Yale University's Mark Gerstein and his co-authors from the US, UK, Spain, and Switzerland take on pseudogenes in a Genome Biology paper produced as part of the international GENCODE project. Using a combination of manual curation, in silico annotation pipelines, and RT-PCR-sequencing validation experiments, Gerstein and the group defined a set of pseudogenes in the genome. Folding in ENCODE functional data made it possible to assess pseudogene expression levels, and the transcription factors, chromatin marks, and RNA polymerase binding patterns associated with them, while 1000 Genomes Project information served to help track down pseudogenes under selection. "At one extreme," they report, "some pseudogenes possess conventional characteristics of functionality; these may represent genes that have recently died. On the other hand, we find interesting patterns of partial activity, which may suggest that dead genes are being resurrected as functioning non-coding RNAs."
In an ENCODE project paper, another international team led by Yale's Gerstein describes its statistical approach for classifying regions of the genome associated with human transcription factors characterized in other branches of ENCODE. The team brought together data for more than 100 known or suspected transcription factors studies in various human cell types and used this information to define three types of regions with distinct transcription factor binding patterns, chromosomal and chromatin patterns, and cell type specificity. "Our machine learning approach enables us to identify features potentially general to all transcription factors," it notes, "including those not included in the data."

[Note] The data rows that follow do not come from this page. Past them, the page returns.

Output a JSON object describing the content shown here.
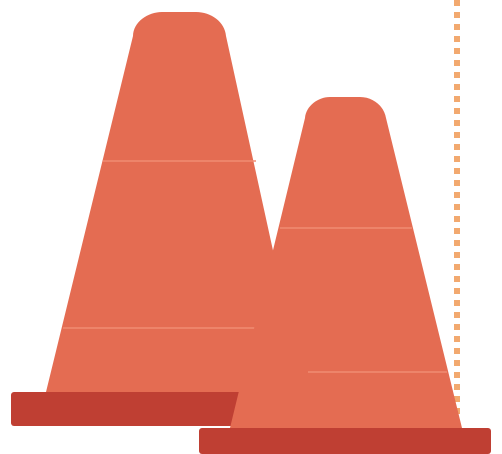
{
  "scene": {
    "objects": [
      {
        "name": "traffic-cone"
      },
      {
        "name": "traffic-cone"
      }
    ],
    "colors": {
      "background": "#ffffff",
      "cone_body": "#e46c52",
      "cone_base": "#bf3f33",
      "cone_stripe_line": "#f08c73",
      "dotted_line": "#f2a96f"
    }
  }
}
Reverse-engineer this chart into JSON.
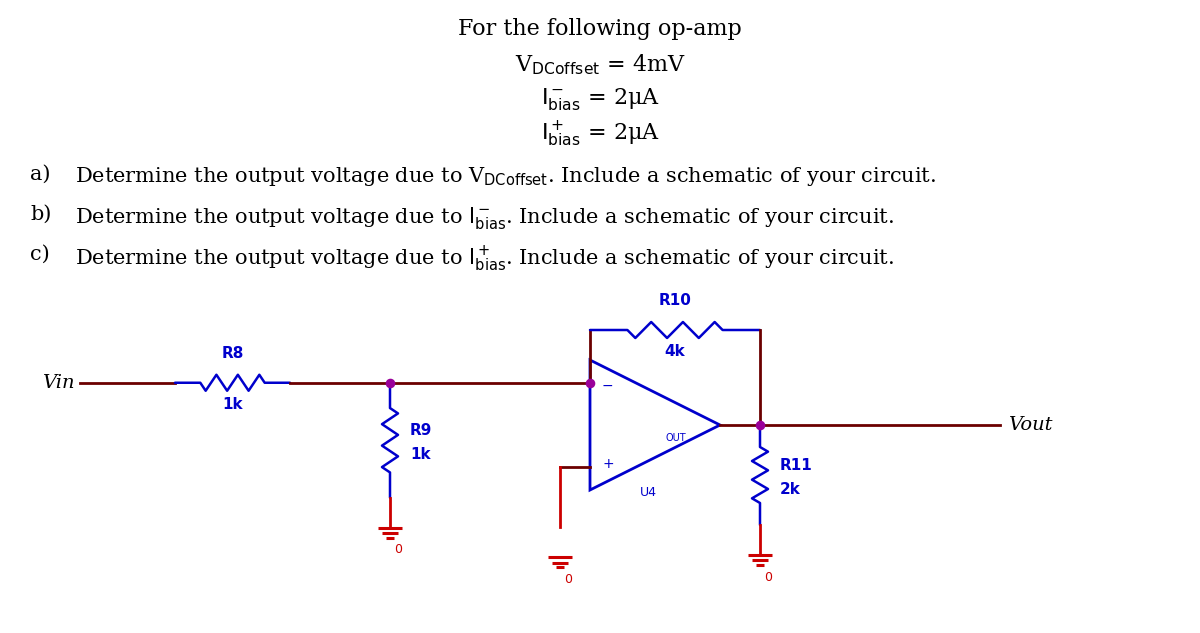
{
  "bg_color": "#FFFFFF",
  "wire_color": "#6B0000",
  "resistor_color": "#0000CC",
  "opamp_color": "#0000CC",
  "dot_color": "#990099",
  "ground_color": "#CC0000",
  "text_color": "#000000",
  "label_blue": "#0000CC",
  "title_line1": "For the following op-amp",
  "title_line2": "V$_{\\mathrm{DCoffset}}$ = 4mV",
  "title_line3": "$\\mathrm{I^-_{bias}}$ = 2μA",
  "title_line4": "$\\mathrm{I^+_{bias}}$ = 2μA",
  "item_a_label": "a)",
  "item_a_text": "Determine the output voltage due to V$_{\\mathrm{DCoffset}}$. Include a schematic of your circuit.",
  "item_b_label": "b)",
  "item_b_text": "Determine the output voltage due to $\\mathrm{I^-_{bias}}$. Include a schematic of your circuit.",
  "item_c_label": "c)",
  "item_c_text": "Determine the output voltage due to $\\mathrm{I^+_{bias}}$. Include a schematic of your circuit."
}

Still another of the ENCODE studies appearing in Genome Biology looks at ways of using chromatin features to predict gene expression patterns. An international team led by investigators at the University of Massachusetts came up with a two-step model for relating chromatin profiles and gene expression to one another in diverse cellular situations, using information on the expression of genes described by GENCODE and chromatin features identified through ENCODE. "Our study not only confirms that the general relationships found in previous studies hold across various cell lines, but also makes new suggestions about the relationship between chromatin features and gene expression levels," University of Massachusetts' Zhiping Weng, the study's senior author, and colleagues write. "We found that expression status and expression levels can be predicted by different groups of chromatin features, both with high accuracy."